Users holding the coin have three options: Sell it through the app, spend it as purchase credit on the platform, or do nothing and wait for it to be auto-converted to local fiat. Mercado Libre didn’t explain the decision in its customer notice. The company did not respond to Decrypt‘s request for comment.

Mercado Coin launched in August 2022 in Brazil as an ERC-20 token on Ethereum, built along with crypto exchange Ripio. The idea was simple: buy selected products on the marketplace, earn tokens, use them on future purchases, or cash out. It never really caught on.

The token expanded to other markets after its Brazilian debut, but it never built a meaningful base. It lived and died as a curiosity—a loyalty points system with extra steps and a dose of volatility.

That last part is likely why Mercado Libre isn’t abandoning crypto altogether—it’s just changing what kind of crypto it bets on.

In August 2024, the company launched MeliDolar (MUSD), a stablecoin pegged to the U.S. dollar. It’s also built with Ripio, and also accessible through Mercado Pago. The key difference is, of course, the price of MeliDolar doesn’t move. It’s backed by U.S. Treasury securities and dollar deposits, and its value sits exactly where users expect it to.

MeliDolar is also the backbone of the company’s Meli Plus loyalty program.
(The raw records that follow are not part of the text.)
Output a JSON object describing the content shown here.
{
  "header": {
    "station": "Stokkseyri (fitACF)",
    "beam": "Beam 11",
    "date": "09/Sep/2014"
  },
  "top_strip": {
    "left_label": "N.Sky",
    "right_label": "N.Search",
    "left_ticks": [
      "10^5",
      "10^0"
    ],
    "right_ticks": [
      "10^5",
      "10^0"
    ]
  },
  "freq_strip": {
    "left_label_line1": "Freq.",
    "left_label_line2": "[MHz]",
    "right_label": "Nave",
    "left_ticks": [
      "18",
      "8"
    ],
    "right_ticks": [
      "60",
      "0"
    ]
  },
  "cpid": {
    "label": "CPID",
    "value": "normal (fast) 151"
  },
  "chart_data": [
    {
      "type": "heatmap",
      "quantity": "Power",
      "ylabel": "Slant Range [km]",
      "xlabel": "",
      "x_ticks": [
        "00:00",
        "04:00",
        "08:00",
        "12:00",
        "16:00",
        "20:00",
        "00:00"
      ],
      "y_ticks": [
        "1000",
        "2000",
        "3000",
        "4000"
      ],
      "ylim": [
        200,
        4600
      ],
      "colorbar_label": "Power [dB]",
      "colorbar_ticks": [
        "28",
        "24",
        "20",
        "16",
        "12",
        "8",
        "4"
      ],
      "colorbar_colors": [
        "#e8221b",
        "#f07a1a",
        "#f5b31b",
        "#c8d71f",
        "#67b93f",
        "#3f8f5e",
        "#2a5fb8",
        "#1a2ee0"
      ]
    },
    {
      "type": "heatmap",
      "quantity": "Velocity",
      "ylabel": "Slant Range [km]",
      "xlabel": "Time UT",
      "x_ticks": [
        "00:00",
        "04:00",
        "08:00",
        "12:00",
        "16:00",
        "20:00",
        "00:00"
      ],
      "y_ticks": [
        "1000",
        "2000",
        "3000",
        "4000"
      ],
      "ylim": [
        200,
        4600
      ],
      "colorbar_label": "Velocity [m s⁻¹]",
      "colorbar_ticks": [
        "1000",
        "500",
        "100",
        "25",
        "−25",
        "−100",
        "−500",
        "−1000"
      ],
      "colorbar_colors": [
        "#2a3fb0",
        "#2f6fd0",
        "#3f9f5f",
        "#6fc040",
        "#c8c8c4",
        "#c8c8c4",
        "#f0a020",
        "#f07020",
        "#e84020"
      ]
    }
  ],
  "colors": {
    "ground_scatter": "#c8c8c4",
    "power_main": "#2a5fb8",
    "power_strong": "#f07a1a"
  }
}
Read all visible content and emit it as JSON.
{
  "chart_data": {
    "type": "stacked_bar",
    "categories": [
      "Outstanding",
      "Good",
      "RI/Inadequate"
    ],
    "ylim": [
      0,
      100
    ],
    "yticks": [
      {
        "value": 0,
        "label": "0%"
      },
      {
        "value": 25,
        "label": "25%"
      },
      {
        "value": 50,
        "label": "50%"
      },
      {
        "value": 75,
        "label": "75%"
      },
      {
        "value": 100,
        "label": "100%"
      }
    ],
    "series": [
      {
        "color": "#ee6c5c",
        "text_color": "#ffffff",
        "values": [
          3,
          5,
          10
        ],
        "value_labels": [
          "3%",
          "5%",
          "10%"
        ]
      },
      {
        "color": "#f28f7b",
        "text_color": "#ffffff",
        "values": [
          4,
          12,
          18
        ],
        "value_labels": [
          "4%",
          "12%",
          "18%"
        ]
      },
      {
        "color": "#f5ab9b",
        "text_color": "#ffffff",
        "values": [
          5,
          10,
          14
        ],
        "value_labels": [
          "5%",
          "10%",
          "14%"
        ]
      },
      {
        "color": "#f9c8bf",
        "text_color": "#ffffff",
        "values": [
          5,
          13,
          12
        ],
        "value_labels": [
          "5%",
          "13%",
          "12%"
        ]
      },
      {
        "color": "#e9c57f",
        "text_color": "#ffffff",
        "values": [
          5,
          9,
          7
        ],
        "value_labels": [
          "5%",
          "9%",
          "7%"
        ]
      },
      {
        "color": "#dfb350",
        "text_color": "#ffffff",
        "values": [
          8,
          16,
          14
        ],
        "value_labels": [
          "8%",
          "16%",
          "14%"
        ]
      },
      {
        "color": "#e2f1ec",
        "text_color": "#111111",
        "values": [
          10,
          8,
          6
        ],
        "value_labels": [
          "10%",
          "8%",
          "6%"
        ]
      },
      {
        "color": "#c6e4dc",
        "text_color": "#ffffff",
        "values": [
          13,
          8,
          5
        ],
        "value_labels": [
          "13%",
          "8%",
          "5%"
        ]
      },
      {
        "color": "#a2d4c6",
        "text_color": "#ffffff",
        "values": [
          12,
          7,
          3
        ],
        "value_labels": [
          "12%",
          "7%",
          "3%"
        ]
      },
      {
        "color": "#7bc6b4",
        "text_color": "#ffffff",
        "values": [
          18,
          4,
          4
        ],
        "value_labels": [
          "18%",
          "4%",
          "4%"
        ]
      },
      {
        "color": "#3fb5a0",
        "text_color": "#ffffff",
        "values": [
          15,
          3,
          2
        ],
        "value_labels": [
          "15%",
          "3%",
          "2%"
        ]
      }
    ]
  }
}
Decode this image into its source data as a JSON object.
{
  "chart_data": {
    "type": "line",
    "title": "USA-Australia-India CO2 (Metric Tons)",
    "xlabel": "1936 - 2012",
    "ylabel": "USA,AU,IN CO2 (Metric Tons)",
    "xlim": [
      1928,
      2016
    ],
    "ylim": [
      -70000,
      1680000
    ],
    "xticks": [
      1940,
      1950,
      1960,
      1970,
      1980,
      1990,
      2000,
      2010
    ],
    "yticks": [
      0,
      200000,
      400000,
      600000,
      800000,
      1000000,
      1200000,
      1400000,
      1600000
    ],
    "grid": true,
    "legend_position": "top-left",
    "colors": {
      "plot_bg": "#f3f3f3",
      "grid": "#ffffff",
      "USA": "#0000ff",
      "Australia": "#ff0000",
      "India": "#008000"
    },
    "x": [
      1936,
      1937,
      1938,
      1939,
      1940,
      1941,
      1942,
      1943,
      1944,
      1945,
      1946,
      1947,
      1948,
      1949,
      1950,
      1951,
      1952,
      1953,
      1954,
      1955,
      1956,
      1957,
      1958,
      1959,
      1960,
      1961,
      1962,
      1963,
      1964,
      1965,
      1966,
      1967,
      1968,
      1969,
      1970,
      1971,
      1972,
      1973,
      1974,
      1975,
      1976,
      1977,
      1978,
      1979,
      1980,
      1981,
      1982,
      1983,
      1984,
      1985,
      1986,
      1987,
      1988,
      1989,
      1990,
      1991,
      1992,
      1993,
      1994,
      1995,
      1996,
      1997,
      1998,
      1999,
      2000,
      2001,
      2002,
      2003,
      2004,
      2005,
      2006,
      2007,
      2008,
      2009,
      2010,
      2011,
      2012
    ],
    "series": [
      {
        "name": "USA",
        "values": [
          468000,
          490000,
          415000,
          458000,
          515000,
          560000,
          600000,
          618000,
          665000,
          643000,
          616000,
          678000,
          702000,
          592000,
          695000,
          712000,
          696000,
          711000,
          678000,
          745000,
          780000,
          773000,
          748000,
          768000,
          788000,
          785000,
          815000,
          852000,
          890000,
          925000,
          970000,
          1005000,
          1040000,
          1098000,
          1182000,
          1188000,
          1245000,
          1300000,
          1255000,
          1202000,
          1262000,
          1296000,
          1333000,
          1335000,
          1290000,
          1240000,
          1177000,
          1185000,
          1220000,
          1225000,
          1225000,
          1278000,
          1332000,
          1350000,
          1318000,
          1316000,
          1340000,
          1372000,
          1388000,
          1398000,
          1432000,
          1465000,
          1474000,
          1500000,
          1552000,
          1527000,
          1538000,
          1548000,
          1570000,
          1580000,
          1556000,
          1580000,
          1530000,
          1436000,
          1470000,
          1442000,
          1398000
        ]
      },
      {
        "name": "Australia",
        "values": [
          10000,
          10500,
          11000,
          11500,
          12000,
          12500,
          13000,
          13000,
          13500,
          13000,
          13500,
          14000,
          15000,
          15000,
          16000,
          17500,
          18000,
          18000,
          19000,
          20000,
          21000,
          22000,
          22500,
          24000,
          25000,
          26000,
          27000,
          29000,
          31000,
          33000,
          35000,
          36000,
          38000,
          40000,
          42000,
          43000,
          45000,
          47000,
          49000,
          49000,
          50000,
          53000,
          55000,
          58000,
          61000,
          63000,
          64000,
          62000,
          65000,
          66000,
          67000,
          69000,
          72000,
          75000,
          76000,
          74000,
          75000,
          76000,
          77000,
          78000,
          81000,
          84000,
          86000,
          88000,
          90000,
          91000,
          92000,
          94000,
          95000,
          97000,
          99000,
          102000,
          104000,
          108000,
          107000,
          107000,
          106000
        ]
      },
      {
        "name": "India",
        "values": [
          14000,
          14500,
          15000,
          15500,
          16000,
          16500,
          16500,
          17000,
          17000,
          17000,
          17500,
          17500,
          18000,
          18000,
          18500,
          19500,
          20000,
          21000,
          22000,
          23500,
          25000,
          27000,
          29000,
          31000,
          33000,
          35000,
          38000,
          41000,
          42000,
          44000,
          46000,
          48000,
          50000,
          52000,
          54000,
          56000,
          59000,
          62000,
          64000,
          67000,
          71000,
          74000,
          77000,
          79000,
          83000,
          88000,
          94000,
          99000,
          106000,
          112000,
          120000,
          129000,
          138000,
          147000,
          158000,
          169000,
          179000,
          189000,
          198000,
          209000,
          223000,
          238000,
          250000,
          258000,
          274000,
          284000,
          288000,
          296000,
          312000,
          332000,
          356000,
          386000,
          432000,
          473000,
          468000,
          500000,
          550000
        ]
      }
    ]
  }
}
Members get it as cashback on purchases. They can spend it back on the platform, sell it in the app with no fees, or just hold it as a dollar hedge—a genuinely useful feature for Brazilian and Mexican consumers watching their local currencies lose ground. This was the logical step after a brief experiment allowing users to experiment with Paxos’ Stablecoin.

Mercado Libre isn’t alone in learning this lesson the hard way. Nubank—Brazil’s largest bank, a fully digital neobank with over 100 million customers in Brazil alone—ran the same experiment at the same time. Nucoin launched in 2023 on Polygon, airdropped to its massive user base as a loyalty and rewards token.

It subsequently collapsed 97% in value. Nubank suspended trading in September 2024, gave holders 90 days to convert their coins to Bitcoin or USDC, and shut the whole thing down by December. Sixteen million users were left holding the bag, sweetened only by a prize campaign the bank ran to take the edge off.

Mercado Libre still holds more than $38 million in Bitcoin on its balance sheet and continues to offer crypto trading and stablecoin transfers through Mercado Pago. The infrastructure is staying—but not the coin nobody was really using anyway.